Putins Jahrespressekonferenz: „Wir haben hier keine Paläste“
Der russische Präsident schaut gelassen in die Zukunft. In spätestens zwei Jahren werde das Land die Krise überwunden haben, sagt Putin.
MOSKAU taz | Präsident Wladimir Putin ist nicht aus der Ruhe zu bringen. Einen so stoischen Staatslenker, der sich von nichts verunsichern lässt, braucht ein Land in einer schweren Krise, war die Botschaft, die er auf seiner zehnten Jahrespressekonferenz am Donnerstag aussandte: Ihr müsst keine Angst haben, ich habe alles im Griff.
Die Bürger haben offenbar auch keine Ängste: In einer Umfrage der Universität Chicago Anfang letzter Woche bestätigten 81 Prozent der Befragten, dass sie die Politik des Kremlherrn unterstützen würden.
Wladimir Putin musste denn auch lachen, als er vor den versammelten 1.200 Journalisten gefragt wurde, ob er nicht fürchte, in der Wirtschaftskrise die Unterstützung der Eliten zu verlieren und einer Palastrevolte zum Opfer zu fallen. „Was Palastrevolten angeht, können Sie ganz beruhigt sein“, konterte der Kremlchef.
„Wir haben keine Paläste, darum kann es keine Palastrevolte geben“, sagte er und hatte den Saal auf seiner Seite. Der Rückhalt der Bevölkerung sei für ihn das Wichtigste, meinte er und blieb diesmal bei der Wahrheit: „Hinsichtlich der wichtigsten Linien der Außen- und Innenpolitik gibt es diesen Rückhalt“.
Alles im Lot
Auch ansonsten ist laut Kremlchef alles im Lot: Die Wirtschaft legt 2014 trotz Krise und Rubelverfalls um mindestens 0,6 Prozent zu und befindet sich damit auf einem stabilen Kurs. Trotz der Turbulenzen werde der Staat im laufenden Jahr jedoch mehr einnehmen als ausgeben. Gleichwohl stimmte er die Bevölkerung aber auch auf härtere Zeiten ein. Bei einem sinkenden Ölpreis könne auch der Wert des Rubels weiterfallen.

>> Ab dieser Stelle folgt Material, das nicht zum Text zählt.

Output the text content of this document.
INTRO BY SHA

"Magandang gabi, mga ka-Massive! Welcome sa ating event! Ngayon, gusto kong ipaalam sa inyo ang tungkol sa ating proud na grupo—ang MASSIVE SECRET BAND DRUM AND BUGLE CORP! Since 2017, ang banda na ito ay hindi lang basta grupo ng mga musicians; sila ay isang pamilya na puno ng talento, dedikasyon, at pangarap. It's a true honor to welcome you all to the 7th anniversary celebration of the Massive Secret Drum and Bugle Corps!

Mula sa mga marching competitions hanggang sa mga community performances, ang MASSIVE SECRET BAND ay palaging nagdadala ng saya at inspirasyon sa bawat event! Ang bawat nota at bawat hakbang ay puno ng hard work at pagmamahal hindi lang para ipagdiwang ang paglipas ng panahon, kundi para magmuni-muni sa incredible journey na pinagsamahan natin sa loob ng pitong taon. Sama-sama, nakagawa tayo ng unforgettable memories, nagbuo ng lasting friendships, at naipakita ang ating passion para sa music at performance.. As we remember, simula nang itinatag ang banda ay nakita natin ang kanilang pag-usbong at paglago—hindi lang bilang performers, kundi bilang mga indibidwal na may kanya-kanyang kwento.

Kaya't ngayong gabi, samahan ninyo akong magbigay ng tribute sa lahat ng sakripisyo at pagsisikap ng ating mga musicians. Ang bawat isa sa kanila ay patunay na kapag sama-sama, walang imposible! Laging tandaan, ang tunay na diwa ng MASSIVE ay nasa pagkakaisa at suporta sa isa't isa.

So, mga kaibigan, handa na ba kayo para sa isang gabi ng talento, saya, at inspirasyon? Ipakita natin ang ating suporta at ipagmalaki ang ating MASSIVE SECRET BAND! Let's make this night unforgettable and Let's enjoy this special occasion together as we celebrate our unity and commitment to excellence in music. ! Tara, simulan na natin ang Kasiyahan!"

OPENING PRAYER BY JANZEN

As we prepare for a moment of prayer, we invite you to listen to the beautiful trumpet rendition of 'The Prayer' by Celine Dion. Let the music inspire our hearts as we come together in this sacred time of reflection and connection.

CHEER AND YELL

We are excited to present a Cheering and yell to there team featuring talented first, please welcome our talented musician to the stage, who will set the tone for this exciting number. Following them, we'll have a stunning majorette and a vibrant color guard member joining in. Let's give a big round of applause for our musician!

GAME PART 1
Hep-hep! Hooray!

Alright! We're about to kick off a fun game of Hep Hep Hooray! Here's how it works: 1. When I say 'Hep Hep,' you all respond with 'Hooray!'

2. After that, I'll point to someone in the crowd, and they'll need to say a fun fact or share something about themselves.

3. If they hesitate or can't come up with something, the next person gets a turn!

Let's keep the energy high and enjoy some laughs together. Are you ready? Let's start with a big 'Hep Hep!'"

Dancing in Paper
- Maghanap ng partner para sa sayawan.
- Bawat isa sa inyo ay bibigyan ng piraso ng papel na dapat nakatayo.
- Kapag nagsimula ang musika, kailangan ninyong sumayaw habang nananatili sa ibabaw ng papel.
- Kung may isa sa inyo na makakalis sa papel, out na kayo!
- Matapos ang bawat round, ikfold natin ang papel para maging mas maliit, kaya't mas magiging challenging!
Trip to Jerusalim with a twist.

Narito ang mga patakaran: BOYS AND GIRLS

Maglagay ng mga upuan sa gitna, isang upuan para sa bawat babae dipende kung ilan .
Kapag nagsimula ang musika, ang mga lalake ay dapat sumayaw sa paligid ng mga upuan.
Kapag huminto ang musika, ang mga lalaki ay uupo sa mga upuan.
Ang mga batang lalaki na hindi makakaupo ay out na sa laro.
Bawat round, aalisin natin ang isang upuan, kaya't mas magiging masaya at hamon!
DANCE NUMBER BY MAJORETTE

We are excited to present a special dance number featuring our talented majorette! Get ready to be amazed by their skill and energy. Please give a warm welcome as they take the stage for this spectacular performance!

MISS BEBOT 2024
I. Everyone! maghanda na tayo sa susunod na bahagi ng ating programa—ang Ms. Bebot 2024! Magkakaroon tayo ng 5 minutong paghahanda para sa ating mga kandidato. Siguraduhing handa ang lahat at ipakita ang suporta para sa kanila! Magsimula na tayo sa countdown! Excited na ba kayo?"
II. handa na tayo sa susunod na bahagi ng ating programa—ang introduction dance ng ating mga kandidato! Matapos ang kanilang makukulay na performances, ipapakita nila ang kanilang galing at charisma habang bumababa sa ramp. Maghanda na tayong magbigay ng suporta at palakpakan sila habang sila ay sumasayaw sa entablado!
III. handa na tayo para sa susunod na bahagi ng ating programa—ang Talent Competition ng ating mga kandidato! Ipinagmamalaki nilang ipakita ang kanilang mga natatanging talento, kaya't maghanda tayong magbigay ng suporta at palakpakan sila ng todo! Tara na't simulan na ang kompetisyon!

Trotzdem werde das Land seinen sozialen Verpflichtungen nachkommen. Vorsichtig deutete er aber auch an, dass Einschnitte im Haushalt nicht grundsätzlich ausgeschlossen werden könnten.
Es war eine Gratwanderung die Putin da vollzog. Die Währungsrücklagen der Zentralbank mit 340 Milliarden Euro seien aber eine solide Grundlage. In spätestens zwei Jahren, versprach Wladimir Putin, werde Russland die Krise überwunden haben. Die meisten Bürger dürften ihm dies auch glauben. Nach wie vor wirkt der Kremlchef auf seine Landsleute wie ein Magier. In den verzückten Gesichtern der meist jüngeren Journalisten war dies abzulesen.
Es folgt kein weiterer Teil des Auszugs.